During a little more than a decade, this conscientious woman slowly, but surely, wore herself out. Maybe she was slaying the ghosts of her past, the degrading reminders of how she’d had to survive grief and loss and the spectre of shame. In my mind, any shame belonged not to her, but to the sovereign leech who had preyed upon a heart-broken woman. The weaker sex remains weak only if she accepts shame and remorse that are not rightly hers. Even in a half-broken state of anguish, a woman of valor possesses the power of a magnificent conscience, something the high-and-mighty, monied predator cannot buy.


By the dawn of the year 2001, I’d gone to a meeting at the Corps of Engineers, to put an end to a contract that had turned out to be a kettle of stinky fish. By that time, I didn’t want a contract with those linguistic frauds, I wanted a contract taken out on them!


In leaving, I stopped by the geotechnical section to chat with Mary. She let me know that her daughter was now fully grown, and out in the world, on her own. I informed her that I was home-schooling my two children, and had just decided to brave the high school years with my son.

Mary suddenly began to speak of those years when first we met, two decades earlier.
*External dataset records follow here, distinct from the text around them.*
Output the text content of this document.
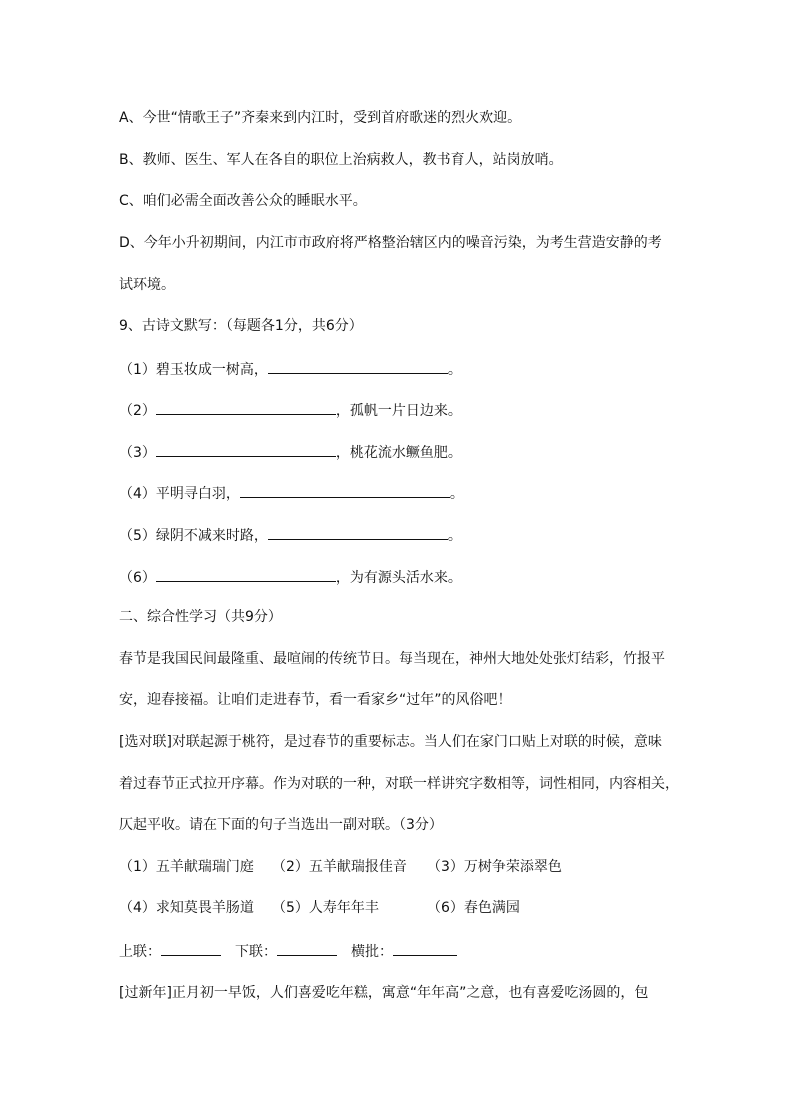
A、今世“情歌王子”齐秦来到内江时，受到首府歌迷的烈火欢迎。
B、教师、医生、军人在各自的职位上治病救人，教书育人，站岗放哨。
C、咱们必需全面改善公众的睡眠水平。
D、今年小升初期间，内江市市政府将严格整治辖区内的噪音污染，为考生营造安静的考
试环境。
9、古诗文默写：（每题各1分，共6分）
（1）碧玉妆成一树高，	。
（2）	，孤帆一片日边来。
（3）	，桃花流水鳜鱼肥。
（4）平明寻白羽，	。
（5）绿阴不减来时路，	。
（6）	，为有源头活水来。
二、综合性学习（共9分）
春节是我国民间最隆重、最喧闹的传统节日。每当现在，神州大地处处张灯结彩，竹报平
安，迎春接福。让咱们走进春节，看一看家乡“过年”的风俗吧！
[选对联]对联起源于桃符，是过春节的重要标志。当人们在家门口贴上对联的时候，意味
着过春节正式拉开序幕。作为对联的一种，对联一样讲究字数相等，词性相同，内容相关，
仄起平收。请在下面的句子当选出一副对联。（3分）
（1）五羊献瑞瑞门庭 （2）五羊献瑞报佳音 （3）万树争荣添翠色
（4）求知莫畏羊肠道 （5）人寿年年丰	（6）春色满园
上联：	下联：	横批：
[过新年]正月初一早饭，人们喜爱吃年糕，寓意“年年高”之意，也有喜爱吃汤圆的，包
She talked about those olden days at 650 Capitol Mall. She said I’d looked like I was twelve years old, like a little girl who was too young to even be working for a living. She then confessed that the job at which she’d been working was still “Debra’s Job.” Did I not want it back? She so very much wanted to give it back to me.


I, at that moment, wanted no part of that job, of my past, of any part of my past. That undeniable feeling of needing to take flight would transform itself into a staid courage within the next year or so, after 9/11, as my mind started to methodically piece together the creative components to compose THE DAWN.


With a palpable sense of unease, I explained that I wouldn’t have time for that work. Mary explained that I could do my job — through a contract — at home. I countered that I’d already tried that route, right after having left the Corps. I’d gotten small contracts, but those man-hours, which were really woman-hours, would never leave the building.


“It will always be your job,” she quietly stated.


And I laughed. I wished her well, and walked away.


A year later, this brave, wonderful woman was dead. She was, at long last, re-united, with her Beloved, an unsung hero in Heaven.


Whenever someone asks me if I am the character of Camille, I truthfully say, “Yes and no.” In actually, I am much more Arthur. There’s too much bending of the will in Camille for her to be “me”, Debra. Camille is not passive, but she portrays a war widow who triumphantly yields in ways that I am still trying to accomplish.

That real-life war widow at the Corps of Engineers inspired me to grow to become more like Camille, to permit the hard knocks of my past to heal, until they are soft touches in my soul. She showed me how to look at yesterday, and allow those troubled waters to take me to today, to its wellspring of faith.


Nothing in your life was lost that cannot be found. The years of our lives come full circle, and more than once, when you open your heart to the yearning, and to the tenderness, that your heart had sought, but had to wait to come across anew. The journey might be long, but it’s a voyage filled with unexpected rewards that are timeless.


Breaking free is the heart finding itself fuller than it had been, because it has parted from the past, has broken free from the prison of dread and shame that came with yesterday. Breaking free is when yesterday opens up to today, and the heart casts out all sorrow, while that little matter called faith gives the vision of a brighter tomorrow to someone else.


I am that someone else who received those visions of faith that became THE DAWN. Those imaginings were granted to me, willed, if you will, by an unsung heroine who is unsung no more.